Bournemouth beach was a regular feature of my early childhood, as it happens. Until I was 12, my grandparents lived just outside Ringwood, a few miles to the north, having retired to the coast after a working life spent in London’s suburbs.
We visited them two or three times a year, usually at Easter and in the summer, as well as occasional half-term holidays. The New Forest was nearer than the sea, and even as a child I tended to be happier with heather and bracken under my feet than sand. Still, we usually went to the beach at least once on each visit – to Bournemouth or the neighbouring Highcliffe – if the weather was fine.
Only one seaside trip really sticks in the memory though. I was five or six, my brother just three. All three generations of the family were there, although for some reason my father had been called away, presumably for work. My mother may have imagined that having her in-laws on hand would ease her childcare burdens – though I’m not sure it ever worked out like that.
It was a hot day: the kind which in 2020 would have parents reaching for the factor 50 to slather over their children – but which in 1985 simply left sunseekers of every age scarlet round the edges. We built sandcastles and then swam a bit, avoiding the dog turds which were as de rigueur on UK beaches in the Eighties as human waste apparently is this summer.
I’m not sure how long it took us to realise that my brother had disappeared. He had been with us one minute, and gone the next, seemingly having vanished into thin air.
My mum and grandad scurried around, walking first one way along the beach then the other, scanning the shoreline and asking other holidaymakers if they had seen a blonde-haired little boy passing by. Nobody had. I stayed put with my grandmother, wondering what had become of him, but oblivious to the ghastly possibilities which must have been running through my mother’s mind.
The nearest lifeguard was informed and swung into action, radioing colleagues and the police along the miles-long strip of golden sands. Mum, increasingly frantic, continued to ask passers-by about possible sightings.
An hour and more went by. Then, as suddenly as there had been an absence, there was news.
The lifeguards had been contacted by a woman who had found a child outside the ice-cream van she was running. They were heading there now but he matched the description – and sure enough, it was my naughty brother, who was soon returned to the relieved bosom of his family, apparently none the worse for his adventure. The lady, in fact, had given him an ice cream, which I thought was stunningly unfair.
My brother said he had decided to see what was behind the beach huts which lined the part of the seafront where we had set up base. Fairly quickly he had lost any sense of where he had come from, so simply kept walking until the long row of huts came to an end.
It is only since I had children of my own that I have come to understand how frightened my mother must have been.
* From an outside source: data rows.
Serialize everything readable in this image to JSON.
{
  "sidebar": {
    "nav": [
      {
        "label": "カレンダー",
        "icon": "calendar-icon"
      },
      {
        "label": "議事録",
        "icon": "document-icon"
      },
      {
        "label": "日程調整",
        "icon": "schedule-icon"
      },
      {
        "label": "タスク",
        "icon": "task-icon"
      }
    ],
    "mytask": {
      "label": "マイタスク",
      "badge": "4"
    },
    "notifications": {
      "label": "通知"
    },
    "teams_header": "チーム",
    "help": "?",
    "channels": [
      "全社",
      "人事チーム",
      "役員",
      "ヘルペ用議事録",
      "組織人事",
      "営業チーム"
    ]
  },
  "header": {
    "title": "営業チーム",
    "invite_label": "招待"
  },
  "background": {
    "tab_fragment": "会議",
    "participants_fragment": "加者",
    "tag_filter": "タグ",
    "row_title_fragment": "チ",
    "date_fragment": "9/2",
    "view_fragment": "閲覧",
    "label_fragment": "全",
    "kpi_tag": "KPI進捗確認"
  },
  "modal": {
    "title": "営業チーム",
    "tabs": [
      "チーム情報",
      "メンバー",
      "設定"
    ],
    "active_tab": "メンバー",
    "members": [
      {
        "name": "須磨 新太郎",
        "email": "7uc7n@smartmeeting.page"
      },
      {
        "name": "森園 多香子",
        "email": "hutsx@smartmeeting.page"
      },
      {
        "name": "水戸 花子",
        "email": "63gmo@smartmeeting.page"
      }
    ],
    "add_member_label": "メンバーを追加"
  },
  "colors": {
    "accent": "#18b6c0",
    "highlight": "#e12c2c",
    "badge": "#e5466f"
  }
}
On the few occasions when I have lost sight of my kids when we are out and about, even momentarily, my heart jumps into my mouth. For those parents whose children do not turn up safe and well, the pain can barely be imagined.
For 35 years, my enduring image of Bournemouth beach has been my mother’s anxiety-ridden face. I may be the only person in the country to be glad that, from now on, any mention of Bournemouth beach will make me think instead of a desperate tourist crapping in a polystyrene tub.